C’è stato un tempo, non molto lontano, nel quale Bisceglie era finita sotto la “morsa” di premi e riconoscimenti. Eventi che non sempre, è doveroso rimarcarlo, rispondevano all’esigenza di mettere in risalto particolari capacità e meriti, organizzati talvolta allo scopo di ingraziarsi favori e buoni uffici da parte dei premiati. Ho sempre massacrato senza alcuna pietà le iniziative promosse in modo sconclusionato e spudorato: a maggior ragione mi sia concesso rilevare quelle situazioni in cui risultano evidenti la ricerca di un minimo di senso logico e la buona fede di chi ci prova.


Non conosco personalmente Luigi Palmiotti, storico presidente della sezione biscegliese dell’Archeoclub: non ho mai parlato con lui, non credo sappia nemmeno che esisto ma non è certo questo il punto. È molto semplice dedurre come un uomo con le sue qualità e i suoi titoli accademici non abbia bisogno di nulla e che l’indiviabile tenacia con la quale ha messo in piedi un premio intitolato al dimenticatissimo flautista Sergio Nigri, giunto alla dodicesima edizione, valga da sola tutto il nostro rispetto. L’Archeoclub, adesso, pare una realtà un pizzico più reattiva e il dinamismo, in un contesto nel quale spesso le cose si vengono a sapere dopo, ritengo vada incoraggiato. L’età media di coloro che hanno ricevuto il riconoscimento è ancora troppo elevata per i miei severi standard così come quella dei partecipanti alla serata di premiazione, che si è svolta nell’auditorium di Universo Salute.

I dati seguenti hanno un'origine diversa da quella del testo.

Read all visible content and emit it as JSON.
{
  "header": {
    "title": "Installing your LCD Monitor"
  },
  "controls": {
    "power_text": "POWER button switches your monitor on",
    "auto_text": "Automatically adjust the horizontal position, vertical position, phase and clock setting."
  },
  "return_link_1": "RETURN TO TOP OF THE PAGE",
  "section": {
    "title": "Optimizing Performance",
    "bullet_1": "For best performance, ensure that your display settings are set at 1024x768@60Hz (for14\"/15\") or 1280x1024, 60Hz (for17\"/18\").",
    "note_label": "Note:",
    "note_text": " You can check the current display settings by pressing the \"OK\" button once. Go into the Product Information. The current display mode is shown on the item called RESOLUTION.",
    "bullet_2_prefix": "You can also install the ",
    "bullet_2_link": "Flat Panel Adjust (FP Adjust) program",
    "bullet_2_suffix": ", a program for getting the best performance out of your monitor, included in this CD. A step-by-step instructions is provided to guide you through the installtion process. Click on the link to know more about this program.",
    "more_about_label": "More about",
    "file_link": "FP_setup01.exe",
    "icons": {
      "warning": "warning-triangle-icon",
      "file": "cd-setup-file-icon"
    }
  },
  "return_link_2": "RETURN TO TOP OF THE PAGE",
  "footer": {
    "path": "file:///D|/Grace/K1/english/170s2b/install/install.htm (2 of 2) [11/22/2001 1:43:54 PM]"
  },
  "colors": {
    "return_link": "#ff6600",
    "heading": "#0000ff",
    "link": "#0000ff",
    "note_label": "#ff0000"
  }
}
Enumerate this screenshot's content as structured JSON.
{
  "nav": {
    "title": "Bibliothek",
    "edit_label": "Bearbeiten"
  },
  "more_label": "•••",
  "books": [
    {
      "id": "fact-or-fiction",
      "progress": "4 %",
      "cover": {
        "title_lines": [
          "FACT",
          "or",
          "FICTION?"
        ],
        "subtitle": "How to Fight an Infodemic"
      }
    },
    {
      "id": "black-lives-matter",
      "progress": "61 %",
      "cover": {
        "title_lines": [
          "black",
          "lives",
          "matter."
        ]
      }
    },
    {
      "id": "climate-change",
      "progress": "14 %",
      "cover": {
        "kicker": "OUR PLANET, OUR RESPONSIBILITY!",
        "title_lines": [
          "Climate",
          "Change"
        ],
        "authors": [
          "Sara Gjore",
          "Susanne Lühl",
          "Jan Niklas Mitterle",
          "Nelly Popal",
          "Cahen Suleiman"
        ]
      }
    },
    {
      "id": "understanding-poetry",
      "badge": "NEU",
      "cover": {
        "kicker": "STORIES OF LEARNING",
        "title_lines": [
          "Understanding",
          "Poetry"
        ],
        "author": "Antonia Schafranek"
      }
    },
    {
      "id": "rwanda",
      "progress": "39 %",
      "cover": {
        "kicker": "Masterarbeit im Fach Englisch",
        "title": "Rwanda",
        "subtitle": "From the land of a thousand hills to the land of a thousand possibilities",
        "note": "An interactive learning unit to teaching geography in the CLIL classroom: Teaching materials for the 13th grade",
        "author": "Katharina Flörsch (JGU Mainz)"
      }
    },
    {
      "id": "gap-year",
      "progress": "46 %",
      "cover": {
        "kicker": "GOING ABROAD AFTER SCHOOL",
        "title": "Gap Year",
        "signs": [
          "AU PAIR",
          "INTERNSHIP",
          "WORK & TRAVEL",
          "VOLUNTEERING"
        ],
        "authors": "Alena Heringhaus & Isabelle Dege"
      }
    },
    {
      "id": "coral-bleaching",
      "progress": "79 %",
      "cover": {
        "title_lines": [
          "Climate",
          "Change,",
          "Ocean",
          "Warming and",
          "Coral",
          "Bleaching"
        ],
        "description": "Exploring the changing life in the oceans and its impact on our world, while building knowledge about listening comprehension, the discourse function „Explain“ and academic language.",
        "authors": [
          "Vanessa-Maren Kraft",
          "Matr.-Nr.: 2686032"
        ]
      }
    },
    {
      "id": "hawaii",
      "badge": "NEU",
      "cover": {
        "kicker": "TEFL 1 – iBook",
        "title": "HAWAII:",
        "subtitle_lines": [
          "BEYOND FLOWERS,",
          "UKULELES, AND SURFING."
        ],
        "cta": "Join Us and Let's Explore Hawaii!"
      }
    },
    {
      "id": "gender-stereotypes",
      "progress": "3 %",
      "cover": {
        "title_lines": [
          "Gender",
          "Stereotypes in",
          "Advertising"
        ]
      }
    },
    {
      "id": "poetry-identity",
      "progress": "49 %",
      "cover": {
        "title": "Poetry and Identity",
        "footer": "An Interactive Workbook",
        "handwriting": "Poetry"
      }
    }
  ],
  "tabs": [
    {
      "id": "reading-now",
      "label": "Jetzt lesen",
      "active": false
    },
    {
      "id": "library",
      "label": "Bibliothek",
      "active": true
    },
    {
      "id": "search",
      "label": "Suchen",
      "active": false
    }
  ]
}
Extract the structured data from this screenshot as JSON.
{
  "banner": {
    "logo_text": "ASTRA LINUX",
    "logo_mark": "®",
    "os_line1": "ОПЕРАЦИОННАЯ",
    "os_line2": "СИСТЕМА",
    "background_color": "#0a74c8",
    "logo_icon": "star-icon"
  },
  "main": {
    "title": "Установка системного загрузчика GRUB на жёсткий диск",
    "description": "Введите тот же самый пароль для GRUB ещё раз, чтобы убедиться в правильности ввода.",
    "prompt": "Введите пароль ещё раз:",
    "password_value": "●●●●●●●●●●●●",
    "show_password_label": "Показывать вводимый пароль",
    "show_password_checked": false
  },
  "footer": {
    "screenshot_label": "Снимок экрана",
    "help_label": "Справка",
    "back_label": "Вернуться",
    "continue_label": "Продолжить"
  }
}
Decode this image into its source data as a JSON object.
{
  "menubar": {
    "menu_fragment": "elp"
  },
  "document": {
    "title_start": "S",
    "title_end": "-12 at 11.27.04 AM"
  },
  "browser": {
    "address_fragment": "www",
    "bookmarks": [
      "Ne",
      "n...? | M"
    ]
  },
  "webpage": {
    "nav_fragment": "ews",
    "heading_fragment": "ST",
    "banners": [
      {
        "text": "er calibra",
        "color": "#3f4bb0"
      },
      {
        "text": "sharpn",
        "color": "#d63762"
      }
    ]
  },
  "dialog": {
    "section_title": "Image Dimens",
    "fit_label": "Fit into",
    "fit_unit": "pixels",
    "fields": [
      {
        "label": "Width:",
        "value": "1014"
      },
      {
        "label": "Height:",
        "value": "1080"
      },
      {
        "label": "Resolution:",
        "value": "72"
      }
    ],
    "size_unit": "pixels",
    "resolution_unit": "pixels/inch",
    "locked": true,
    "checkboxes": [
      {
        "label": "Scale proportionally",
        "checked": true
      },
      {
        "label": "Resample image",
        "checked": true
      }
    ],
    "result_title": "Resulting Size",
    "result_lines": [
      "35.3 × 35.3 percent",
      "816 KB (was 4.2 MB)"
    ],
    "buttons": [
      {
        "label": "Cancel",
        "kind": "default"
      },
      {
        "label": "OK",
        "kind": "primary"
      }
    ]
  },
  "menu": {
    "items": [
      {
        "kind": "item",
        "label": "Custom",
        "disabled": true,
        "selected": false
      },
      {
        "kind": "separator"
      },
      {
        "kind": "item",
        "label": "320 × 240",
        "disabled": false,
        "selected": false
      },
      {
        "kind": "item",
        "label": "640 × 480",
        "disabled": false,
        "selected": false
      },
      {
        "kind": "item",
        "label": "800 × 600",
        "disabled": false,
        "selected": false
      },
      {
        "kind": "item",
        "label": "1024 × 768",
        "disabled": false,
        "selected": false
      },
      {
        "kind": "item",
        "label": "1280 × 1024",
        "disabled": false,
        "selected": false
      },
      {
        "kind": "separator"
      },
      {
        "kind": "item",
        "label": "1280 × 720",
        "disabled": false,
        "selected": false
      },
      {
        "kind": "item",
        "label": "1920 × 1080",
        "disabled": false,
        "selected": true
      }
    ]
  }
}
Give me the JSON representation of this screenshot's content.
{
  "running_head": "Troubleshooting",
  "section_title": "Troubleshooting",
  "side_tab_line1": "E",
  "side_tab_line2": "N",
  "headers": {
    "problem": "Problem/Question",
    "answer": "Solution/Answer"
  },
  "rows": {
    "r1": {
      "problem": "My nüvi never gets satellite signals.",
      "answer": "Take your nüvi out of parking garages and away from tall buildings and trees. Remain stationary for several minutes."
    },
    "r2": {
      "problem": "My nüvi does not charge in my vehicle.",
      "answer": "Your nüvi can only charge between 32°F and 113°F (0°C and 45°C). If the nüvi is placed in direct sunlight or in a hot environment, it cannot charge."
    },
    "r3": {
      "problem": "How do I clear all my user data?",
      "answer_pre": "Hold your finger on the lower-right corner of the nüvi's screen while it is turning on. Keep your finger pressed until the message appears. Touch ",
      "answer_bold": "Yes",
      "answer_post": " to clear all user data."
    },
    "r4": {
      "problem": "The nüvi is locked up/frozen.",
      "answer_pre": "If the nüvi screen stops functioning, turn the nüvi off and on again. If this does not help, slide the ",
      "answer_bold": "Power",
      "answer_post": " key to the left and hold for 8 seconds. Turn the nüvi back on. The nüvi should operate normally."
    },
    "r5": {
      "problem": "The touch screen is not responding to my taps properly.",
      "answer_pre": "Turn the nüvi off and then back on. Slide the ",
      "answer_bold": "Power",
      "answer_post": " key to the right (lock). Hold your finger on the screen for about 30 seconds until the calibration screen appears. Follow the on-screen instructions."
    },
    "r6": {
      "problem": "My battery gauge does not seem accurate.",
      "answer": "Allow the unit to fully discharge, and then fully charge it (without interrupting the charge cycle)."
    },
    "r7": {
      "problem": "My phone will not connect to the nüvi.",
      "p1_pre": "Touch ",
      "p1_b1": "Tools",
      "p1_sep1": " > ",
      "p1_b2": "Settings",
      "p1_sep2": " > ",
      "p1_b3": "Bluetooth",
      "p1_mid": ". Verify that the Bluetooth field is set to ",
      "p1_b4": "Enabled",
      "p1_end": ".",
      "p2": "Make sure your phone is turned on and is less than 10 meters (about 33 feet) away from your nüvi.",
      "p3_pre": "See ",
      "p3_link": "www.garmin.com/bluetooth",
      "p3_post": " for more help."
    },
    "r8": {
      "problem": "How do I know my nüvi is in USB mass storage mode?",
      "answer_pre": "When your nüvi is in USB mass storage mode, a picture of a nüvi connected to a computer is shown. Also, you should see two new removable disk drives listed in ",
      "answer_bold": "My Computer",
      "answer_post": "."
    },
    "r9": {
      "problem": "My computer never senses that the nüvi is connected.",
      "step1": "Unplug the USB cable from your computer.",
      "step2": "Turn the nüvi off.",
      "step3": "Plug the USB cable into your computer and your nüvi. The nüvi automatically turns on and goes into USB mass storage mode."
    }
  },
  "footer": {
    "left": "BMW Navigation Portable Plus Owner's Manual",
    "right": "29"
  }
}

Giovedì 26 ottobre si terrà, invece, un salotto letterario nella Torre Normanna e già questa è un’ottima notizia perché consente ai biscegliesi di ricordare dell’esistenza di quel luogo: spetterà ai cari Nicola Ambrosino e Natale Di Leo allietare il pubblico a partire dalle ore 18 con letture poetiche e in vernacolo. È un tentativo mirabile di aprirsi all’esterno e di fare cultura. Sui social dell’Archeoclub di Bisceglie si fa riferimento al “primo di tanti appuntamenti” e non si può che restarne compiaciuti. Manca, al momento, ciò che frena quasi tutte le realtà associative del territorio: la capacità di rendere gli eventi il meno possibile autoreferenziali e quanto più utili a diffondere conoscenze, stimolare dibattiti, favorire confronti. Come? Sono gli uomini e le donne a portare con sé le idee e fin quando il cerchio delle persone (tutte rispettabili, sia chiaro) impegnate nell’associazionismo resterà ristretto qualsiasi autentico ricambio generazionale sarà impossibile. Nessuna associazione culturale – sottolineo: nessuna – ha finora compiuto quel passo decisivo per sfondare il muro di diffidenza di una parte potenzialmente attiva della comunità che si sente sottoutilizzata e poco considerata. Chiunque dovesse cogliere questa possibilità ne ricaverebbe enormi benefici.